Salmo para o Bem-Amado

Sustentai-me com passas,confortai-me

com maçãs, porque desfaleço de amor.

Cântico dos Cânticos — 2:5

Imprecações não ergo e sim ditirambos

e sim aleluias

e sim hosanas

às pedras e às dores do caminho.

Onde está a harpa do rei David

onde estão as cítaras hebreias

onde está Sulamita

e onde as virgens loucas?

A todas essas cordas e bocas eu conclamo

a todas ao meu lado quero

para ajudarem a bendizer a tormenta

que me arrebatou a primavera,

as geenas que padeci,

as pedras e as dores, as lutas e as revoltas,

a bendizê-las

porque foram elas que me aproximaram de ti.

 

 

Círculo sexto

.........................: qui son gli eresiarche

Co' lor seguaci d'ogni setta, e molto

Più che non credi son le tombe carche.

Simile qui con simile è sepolto

E i monimenti son più e men caldi.

Dante – Inferno (Canto IX — 43 e 44)

 

 

Círculo sexto

Não será no limbo o meu lugar

nem ao lado de Francesca da Rimini.

Terei de descer ainda

de passar por mais três círculos

até ser arremessada na cidade de Dite.

Ao cair na capital dos infernos, saudarei meus irmãos

e perguntarei logo por todos os hereges que chegaram

depois de Farinata degli Uberti.

Gritarei com fervor o nome de Spinoza

e, se lá estiver, o gênio amado falará

à nova sombra maldita.

Toda a sabedoria portentosa

que habitou o seu sótão holandês

ele me transmitirá do seu sepulcro ardente

e mais o seu pensamento de trezentos anos.

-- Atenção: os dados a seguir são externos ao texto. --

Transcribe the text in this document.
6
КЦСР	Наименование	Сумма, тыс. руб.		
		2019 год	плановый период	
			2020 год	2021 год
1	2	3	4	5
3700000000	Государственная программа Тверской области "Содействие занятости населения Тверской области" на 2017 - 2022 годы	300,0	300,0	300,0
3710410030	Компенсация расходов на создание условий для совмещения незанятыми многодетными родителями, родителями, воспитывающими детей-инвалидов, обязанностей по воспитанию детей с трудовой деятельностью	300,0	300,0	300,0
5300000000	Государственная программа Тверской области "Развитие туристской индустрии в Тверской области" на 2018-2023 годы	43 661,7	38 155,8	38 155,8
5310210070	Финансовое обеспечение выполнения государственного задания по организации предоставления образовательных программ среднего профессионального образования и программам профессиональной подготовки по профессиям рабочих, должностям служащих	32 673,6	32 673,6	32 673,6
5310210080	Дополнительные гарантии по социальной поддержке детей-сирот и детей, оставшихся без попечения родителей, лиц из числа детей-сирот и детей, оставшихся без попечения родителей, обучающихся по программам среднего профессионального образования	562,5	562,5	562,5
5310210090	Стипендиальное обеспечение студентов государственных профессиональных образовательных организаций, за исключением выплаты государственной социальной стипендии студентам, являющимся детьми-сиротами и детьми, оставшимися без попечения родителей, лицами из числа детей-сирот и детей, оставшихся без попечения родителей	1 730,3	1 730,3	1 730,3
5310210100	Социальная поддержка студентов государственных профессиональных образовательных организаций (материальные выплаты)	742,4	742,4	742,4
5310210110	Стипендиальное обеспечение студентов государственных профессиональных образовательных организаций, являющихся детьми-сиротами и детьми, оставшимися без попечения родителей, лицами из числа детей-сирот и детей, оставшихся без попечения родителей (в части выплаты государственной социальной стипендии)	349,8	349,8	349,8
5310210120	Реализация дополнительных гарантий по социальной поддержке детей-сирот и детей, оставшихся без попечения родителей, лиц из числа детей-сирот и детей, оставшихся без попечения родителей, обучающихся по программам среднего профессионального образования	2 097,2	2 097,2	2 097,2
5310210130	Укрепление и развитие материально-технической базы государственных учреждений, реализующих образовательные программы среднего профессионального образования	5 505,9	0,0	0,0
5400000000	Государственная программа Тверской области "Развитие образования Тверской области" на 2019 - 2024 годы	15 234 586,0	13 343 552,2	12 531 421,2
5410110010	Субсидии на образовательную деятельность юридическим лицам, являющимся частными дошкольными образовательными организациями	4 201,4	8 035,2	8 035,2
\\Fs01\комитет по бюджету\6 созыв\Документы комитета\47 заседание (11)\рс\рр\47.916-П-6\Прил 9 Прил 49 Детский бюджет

O enxotado das sinagogas enxotará meus erros,minhas superficialidades;

o polidor de lentes polirá meu turvo e mesquinho conhecimento;

o mestre dar-lhe-á expressão, unidade, volume

e serei profunda e grande

no meu pequeno canteiro de fogo.

Bendirei, então, meu pecado e minha pena

através de um canto novo, liberto e universal

que abalará os infernos

enraivecerá os demônios

e fará meus companheiros da cidade de Dite

estremecerem, deliciados, nos seus túmulos.

 

Escolha

Não grito e calo? Não calo e grito?

Grito e estarei perdida.

Grito e tomam-me o sol.

A redondilha do meu nome

será jogada no chão.

Grito e terei apóstrofes

terei coroa de espinhos

terei a língua cortada.

Calo e virão belos sonhos.

Não grito e serei poupada.

Presságios de belos sonhos

falharam, não se cumpriram.

Pelas pálpebras cerradas

como visão dorida entrou?

Aos ouvidos adormidos

como chegou este som?

Visão de chagas abertas

e que podem ser fechadas.

Som patético de choro,

de choro e ranger de dentes,

que não são inexoráveis,

que o homem pode sustar.

E eu não gritei, não gritei, ai de mim!

Não gritei... Quero acordar.

Acordo. Salve a manhã

alegre como as anêmonas!

Vou colher as minhas rosas.

Vou coser os meus vestidos.

Vou colher as minhas rosas

e ferem-me os espinhos.

Vou coser os meus vestidos

e ferem-me as agulhas.

(É o pranto lá de fora

e a lembrança das feridas

que vêm sempre atormentar.)

Em cousas muito distantes

de todas essas angústias

vou, pois, me refugiar.

Pensar em búzios, tesouros,

sereias, lendas, nenúfares,

num céu riscado de cores.

Passar a outras galáxias

e compor, talvez, um canto,

um canto de casuarina,

e dirigi-lo à amplidão.

Com que palavras compô-lo?

As sós palavras que tenho

são estas que me sufocam

ansiosas de irromper:

não para serem um canto

dirigido ao infinito;

sim para serem denúncia,

súbita brasa lançada

às injustiças da terra.

Não grito e calo? Não calo: grito!

 

Poesia negra

Com um pano branco na cabeça,

o vestido cerzido, o avental encharcado,

lava que lava, bate que bate

o linho custoso das casas ricas

as roupas belas dos corpos fartos.

Lavandeira negra negra negrinha

como a negra e doce camarinha.

Lavandeira negra, não sentes às vezes

uma saudade imprecisa e um estranho arrepio?

Ai! teus avós foram laçados num largo continente distante

e choraram de raiva no porão dos navios.

Lavandeira negra, tu vens do beijo dos negros lanhados

do beijo fecundo dos castigados no tronco.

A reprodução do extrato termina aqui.